Island in the Bijagós Archipelago

Orango is one of the Bijagós Islands, located 60 km off the coast of mainland Guinea-Bissau. At 272.5 km2, it is the largest island in the archipelago. The island has a population of 1,250 (2009 census); the largest village is Eticoga. With the neighbouring islands Imbone, Canongo, Meneque and Orangozinho, it forms the Orango National Park. It belongs to the Uno Sector.

Orango is known for its saltwater hippopotamuses. It was the seat of Okinka Pampa until her death in 1930.

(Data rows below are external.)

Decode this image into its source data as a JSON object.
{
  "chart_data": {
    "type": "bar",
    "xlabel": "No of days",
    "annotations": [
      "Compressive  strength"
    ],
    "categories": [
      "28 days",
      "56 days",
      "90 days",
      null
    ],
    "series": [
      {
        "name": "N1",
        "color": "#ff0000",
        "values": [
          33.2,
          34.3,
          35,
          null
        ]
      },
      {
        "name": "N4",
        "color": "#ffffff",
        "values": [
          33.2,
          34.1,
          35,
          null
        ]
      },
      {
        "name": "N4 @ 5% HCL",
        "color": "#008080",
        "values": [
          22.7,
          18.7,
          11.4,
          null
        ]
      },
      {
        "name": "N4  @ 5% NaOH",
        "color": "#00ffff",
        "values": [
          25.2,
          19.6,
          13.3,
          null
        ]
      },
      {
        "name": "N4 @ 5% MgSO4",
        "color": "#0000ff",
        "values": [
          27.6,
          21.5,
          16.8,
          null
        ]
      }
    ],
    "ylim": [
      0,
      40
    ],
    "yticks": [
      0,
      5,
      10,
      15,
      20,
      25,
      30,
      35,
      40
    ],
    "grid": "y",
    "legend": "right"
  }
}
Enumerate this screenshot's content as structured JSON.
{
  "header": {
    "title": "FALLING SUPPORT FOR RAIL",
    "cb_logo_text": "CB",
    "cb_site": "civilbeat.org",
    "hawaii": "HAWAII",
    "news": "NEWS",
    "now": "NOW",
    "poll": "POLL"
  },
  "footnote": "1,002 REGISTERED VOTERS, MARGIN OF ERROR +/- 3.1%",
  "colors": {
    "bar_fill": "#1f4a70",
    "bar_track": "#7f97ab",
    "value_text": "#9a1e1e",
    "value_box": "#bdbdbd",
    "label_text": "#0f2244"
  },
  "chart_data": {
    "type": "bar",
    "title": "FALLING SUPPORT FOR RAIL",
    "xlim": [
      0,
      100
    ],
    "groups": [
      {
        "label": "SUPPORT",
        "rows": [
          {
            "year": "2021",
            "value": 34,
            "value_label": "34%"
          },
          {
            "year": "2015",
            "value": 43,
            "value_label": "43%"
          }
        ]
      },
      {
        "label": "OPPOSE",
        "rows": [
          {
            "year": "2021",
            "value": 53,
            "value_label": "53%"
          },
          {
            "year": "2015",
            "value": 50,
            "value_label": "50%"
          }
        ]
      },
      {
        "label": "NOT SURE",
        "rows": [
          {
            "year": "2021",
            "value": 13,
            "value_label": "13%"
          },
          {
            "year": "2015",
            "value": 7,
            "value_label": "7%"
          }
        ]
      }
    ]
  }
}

==Matrimonial traditions==
Orango's inhabitants developed a number of distinct matrimonial traditions which are unique with respect to the role played by women. Marriage is formally proposed by women — their choice of spouse is made public to the groom-to-be and the rest of the community by an offer of a dish of specially prepared fish, marinated in red palm oil. According to tradition, the offer is accepted by eating the fish, and cannot be turned down without dishonor. The marriage becomes official months later, after the bride-to-be, with no help from the groom, builds the couple a new home out of driftwood, blond grass, and mud bricks.

In recent years, the island's traditions are competing with outside influences, both economic and religious. Men increasingly travel to the mainland to work, bringing back the mainland's trappings and ideas. Men and women have adopted religious practices introduced by Protestant missionaries, which have also reduced the influences of the island's matrimonial traditions.